As I am preparing to go back to school for my year twenty, I thought about the advice I gave to Jake and the advice I would give to any new teachers who will be stepping into a high school classroom for the first time.  Here’s my list, in no particular order:

  • You can change the world if your goal is lofty, and your scope is small.
  • Never, ever, ever make a student feel stupid. You will be the lesser for it.
  • Have high expectations, but don’t be crushed when students can’t or won’t live up to them. Keep them high anyway.
  • You must have capacity to detect bull crap and call kids on it.  Most kids lie to teachers.  It doesn’t make them evil; they are just kids. Love them over the top of it.
  • Focus on each student individually; teach every student, every day.
  • Do not live at the school.  Go home at a reasonable hour every day and do something that refreshes you – tennis, gardening, reading, writing, cooking. Remember who you are.
  • Be prepared every day. And if you come to school unprepared,which will eventually happen, don’t sweat it. Have a really great writing prompt waiting in the wings.

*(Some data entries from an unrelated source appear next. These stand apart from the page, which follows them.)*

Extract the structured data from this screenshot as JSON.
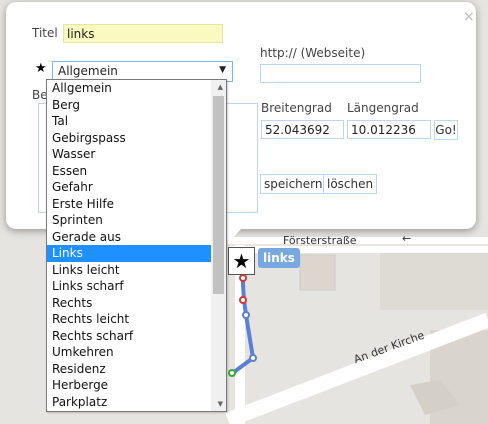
{
  "map": {
    "street1": "Försterstraße",
    "street2": "An der Kirche",
    "oneway_arrow": "←"
  },
  "popup": {
    "close_glyph": "×",
    "title_label": "Titel",
    "title_value": "links",
    "star_glyph": "★",
    "category_selected": "Allgemein",
    "category_arrow": "▼",
    "web_label": "http:// (Webseite)",
    "web_value": "",
    "desc_label_partial": "Be",
    "lat_label": "Breitengrad",
    "lon_label": "Längengrad",
    "lat_value": "52.043692",
    "lon_value": "10.012236",
    "go_label": "Go!",
    "save_label": "speichern",
    "delete_label": "löschen"
  },
  "dropdown": {
    "selected_index": 10,
    "options": [
      "Allgemein",
      "Berg",
      "Tal",
      "Gebirgspass",
      "Wasser",
      "Essen",
      "Gefahr",
      "Erste Hilfe",
      "Sprinten",
      "Gerade aus",
      "Links",
      "Links leicht",
      "Links scharf",
      "Rechts",
      "Rechts leicht",
      "Rechts scharf",
      "Umkehren",
      "Residenz",
      "Herberge",
      "Parkplatz"
    ],
    "scroll_up": "▲",
    "scroll_down": "▼"
  },
  "marker": {
    "icon": "★",
    "label": "links"
  },
  "colors": {
    "title_bg": "#fafac0",
    "selected_option": "#1e90ff",
    "marker_label_bg": "#78a8e0",
    "route": "#5b7fd6"
  }
}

  • Your divorce, bankruptcy, or drinking problems are not classroom appropriate. Find a counselor or a good friend.
  • Remember, you are there to teach them something, not to be cool and relive your own high school years — really, there’s nothing more pathetic.
  • Know the difference between motivating a student and bullying him.
  • Humor is the best.
  • Being able to tell a story well is essential.

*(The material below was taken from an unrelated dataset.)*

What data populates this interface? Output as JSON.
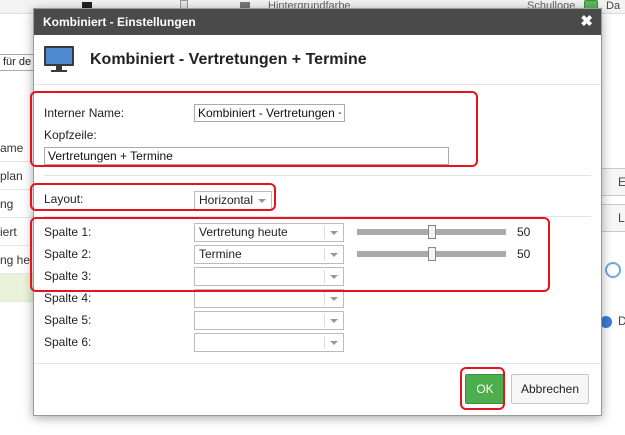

  • Consistency, respect, and fairness are attitudes you must practice every day. Cultivate them to a high art.
  • Meaningful assignments and real world connections will give you tremendous returns.
  • Getting a reputation for being completely insane about your subject is the best that you can hope for.
  • Be real.
  • Your students will love you if you respect them enough to do your job well.
  • The best teaching tool is questioning – not telling the student what he wants to know, but asking the right kind of question, so he’ll figure it out on his own.
  • Some teachers will not be as committed as you.  Encourage those miserable souls to find their true calling in retail.
  • A full moon or a cafeteria fight makes kids go really crazy. Tell them to rise above the drama.
  • High stakes testing corrupts everyone. Teach your students to think — they will spank any test.
  • New standards roll around every decade or so. Rise above the turbulence and carry on.
  • Every single day, go into your classroom and shut your door and stand in front of a group of kids, and help them discover something– how to write a brilliant sentence, how to creatively solve a math problem, how to fail and keep on trying.
  • Kindness never fails. Practice it from the first day to the last.


Good Luck! Fall break will be here before you know it!